On Oct 11, 2012, at 1:10 PM, Ian Hickson <ian at hixie.ch> wrote:

> On Thu, 11 Oct 2012, Mathew Marquis wrote:
>> On Oct 11, 2012, at 12:36 PM, Ian Hickson <ian at hixie.ch> wrote:
>>> On Thu, 11 Oct 2012, Markus Ernst wrote:
>>>> 
>>>> IMHO as an author, the "bandwidth" use case is not solved in a future 
>>>> proof manner
>>> 
>>> It's not solved at all. I didn't attempt to solve it. Before we can 
>>> solve it, we need to figure out how to do so, as discussed here 
>>> (search for "bandwidth one"):
>>> 
>>> http://lists.w3.org/Archives/Public/public-whatwg-archive/2012May/0247.html
>> 
>> The RICG has proposed a solution to dealing with the overarching issue 
>> of bandwidth; it’s described in the following post: 
>> http://www.w3.org/community/respimg/2012/06/18/florians-compromise/
>> 
>> In the interest of keeping relevant information on the list, I’ll 
>> repost the relevant section here:
>> 
>> It would assume a great deal if authors were to make this decision for 
>> the users. It would add a point of failure: we would be taking the 
>> bandwidth information afforded us by the browser, and selectively 
>> applying that information. Some of us may do it wrong; some of us may 
>> find ourselves forced to make a decision as to whether we account for 
>> users with limited bandwidth or not. To not account for it would be, in 
>> my opinion, untenable — I’ve expressed that elsewhere, in no 
>> uncertain terms. I feel that bandwidth decisions are best left to the 
>> browser. The decision to download high vs. standard resolution images 
>> should be made by user agents, depending on the bandwidth available — 
>> and further, I believe there should be a user settable preference for 
>> “always use standard resolution images,” “always use high 
>> resolution images,” ”download high resolution as bandwidth 
>> permits,” and so on. This is the responsibility of browser 
>> implementors, and they largely seem to be in agreement on this.
>> 
>> In discussing the final markup pattern, we have to consider the above. 
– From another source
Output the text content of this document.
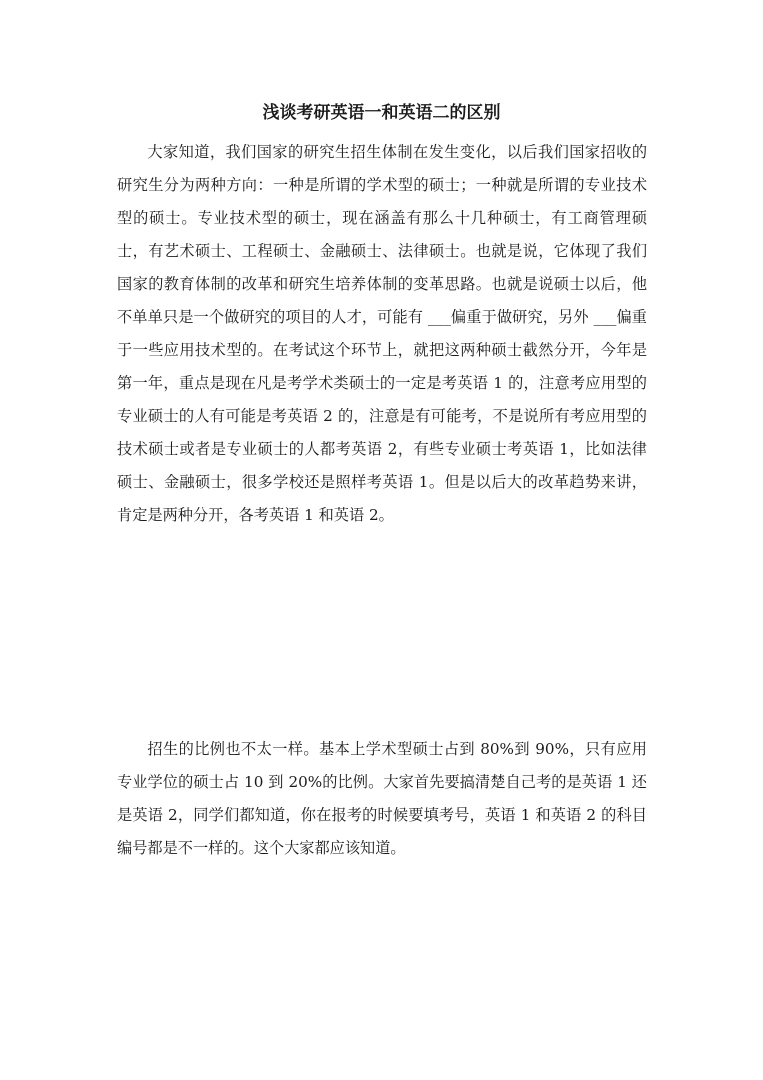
浅谈考研英语一和英语二的区别

大家知道，我们国家的研究生招生体制在发生变化，以后我们国家招收的研究生分为两种方向：一种是所谓的学术型的硕士；一种就是所谓的专业技术型的硕士。专业技术型的硕士，现在涵盖有那么十几种硕士，有工商管理硕士，有艺术硕士、工程硕士、金融硕士、法律硕士。也就是说，它体现了我们国家的教育体制的改革和研究生培养体制的变革思路。也就是说硕士以后，他不单单只是一个做研究的项目的人才，可能有 ___偏重于做研究，另外 ___偏重于一些应用技术型的。在考试这个环节上，就把这两种硕士截然分开，今年是第一年，重点是现在凡是考学术类硕士的一定是考英语 1 的，注意考应用型的专业硕士的人有可能是考英语 2 的，注意是有可能考，不是说所有考应用型的技术硕士或者是专业硕士的人都考英语 2，有些专业硕士考英语 1，比如法律硕士、金融硕士，很多学校还是照样考英语 1。但是以后大的改革趋势来讲，肯定是两种分开，各考英语 1 和英语 2。

招生的比例也不太一样。基本上学术型硕士占到 80%到 90%，只有应用专业学位的硕士占 10 到 20%的比例。大家首先要搞清楚自己考的是英语 1 还是英语 2，同学们都知道，你在报考的时候要填考号，英语 1 和英语 2 的科目编号都是不一样的。这个大家都应该知道。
>> Somewhere, that markup is going to contain a suggestion, rather than an 
>> imperative. srcset affords us that opportunity: a new syntax _designed_ 
>> to be treated as such. I wouldn’t want to introduce that sort of 
>> variance to the media query spec — a syntax long established as a set 
>> of absolutes.
> 
> How does this address the points in the e-mail I cited above?

Where you were stating that you personally had yet to propose a solution to the issue of bandwidth, I thought it might bear mentioning that there has been a fair amount of discussion around the issue. I apologize if I’ve diverged too far from the original topic.